И такая у папочки закрутилась с этой пушкинисткой любовь, что мамашу трясло. Мамаша, я так понимаю, плакала, к колдунье бегала и к гадалке. Все советовали срочно родить и окоротить мужа. Но о новой борьбе с бюрократией мама решила объявить Категорию Ильичу.

— Не больно-то! — тихим голосом прошелестел Категорий Ильич и твердой рукой навел порядок.

Надежде Львовне пришлось отправиться на Восток, к монгольской границе, и там исчезнуть, и вскоре родился я — спаситель и связующее звено семьи моего отца Антипушкина Сергея.
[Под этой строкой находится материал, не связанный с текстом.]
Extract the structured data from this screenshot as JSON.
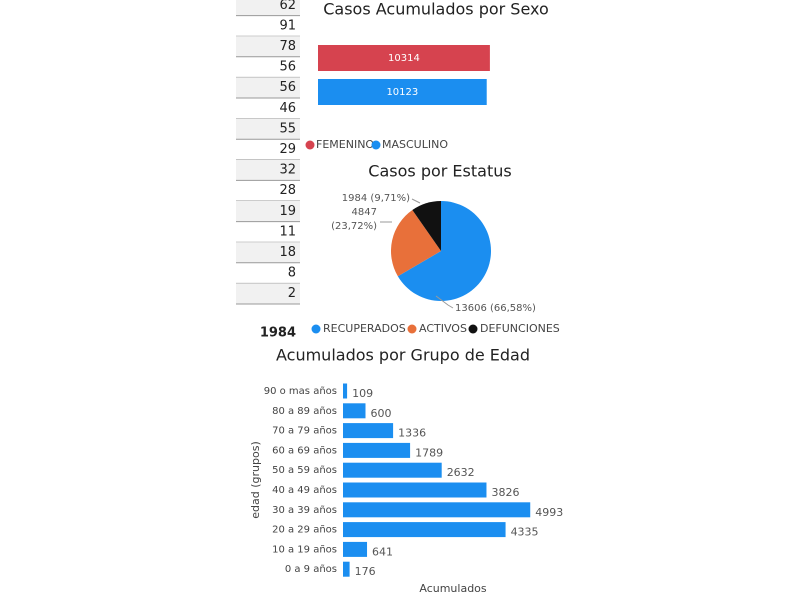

Случайность скаламбурила страшно, как бы провидя будущую кривую моей судьбы. По деду Молчалину я назван был Александром. Мать страдала и ненавидела Пушкина, и свету явился я — Александр Сергеевич Антипушкин.

Помню мистический ужас матери и пролетарский хохот отца, когда было замечено, осозналось и стало окончательно ясно мое подобие личине русского гения.

— Ты с памятником, что ли, шалила? — хмыкал отец, сличая мою фотографию с картинкой в книжке.

— Шалил ты, — отвечала мать. — Вот и отомстилось.

Отец насторожился, нахохлился и крепко врезал кулаком в воздух перед собой, словно с ног сшиб кого-то — невидимого и неслышного.

Честно признаться, я и сейчас чую это присутствие. Делаю неожиданное движение — и натыкаюсь на едва ощутимую плоть антипода. Я знаю, что это он. Он не помогает и не мешает жить. Он направляет, сгибает мою судьбу, загоняет ее на дорогу, в конце которой недальний обрыв.

Я долго не читал его книг, но с возрастом вдруг стал обнаруживать, что знаю его стихи. Я не сочинял их заново. Я брал их в пространстве — любое место любой строки, как обезьяна пальцами снимает летящих мух.

Учителя ошалевали от восторга, а мать плакала:

— Ты дитя с предназначением. Своей жизни у тебя не будет. Ты — человек Божий. Или не Божий, — добавляла она, боясь вымолвить слово «бес».

Но, в отличие от юного Пушкина, я успевал в математике. Я любил числа, их сущность, равнодушную к свету и тьме. Числа можно наполнить каким угодно значением, они все равно подчинялись своим законам, были предсказуемы и точны.

— Математика — идеал, — думал я. — А литература — лабиринт, откуда нет выхода.

С годами я начал понимать, что наказание мое не во внешнем подобии, а в несоответствии внешности и внутреннего естества. Меня разрывало. Полторы сотни лет назад в этот день он написал стишок, который сам по себе являлся в мою голову и вызывал злость и желание изъять, разъять, препарировать, извести. Я был свой собственный коррелят, и дикая боль напряжения не давала забыться. Да простится мне такое сравнение: я был Акакий Акакиевич, который гонится за шинелью, и вместе с тем — шинель, которая убегает от Акакия Акакиевича. Мне постоянно хотелось убить. Но что я должен убить? Страницу книги? В воздухе трясущееся словцо?

Поэзия — подлый прием. Терроризм — вот что такое поэзия. Поэт выставляет общественно-значимое лицо дураком. Как должно лицо поступить? Оставь без внимания — насмехнутся. Прихлопни поэта — воскликнут: трус! Поэзия для того только и придумана, чтобы ставить в дурацкое положение. А поэту памятники ставят, зачеркнутые строчки печатают, о мировом значении говорят. Но лишь такому уродцу, как я, понятно, в чем его мировое значение. Это русского чиновничества значение, с которым сцепился он и язвит, язвит.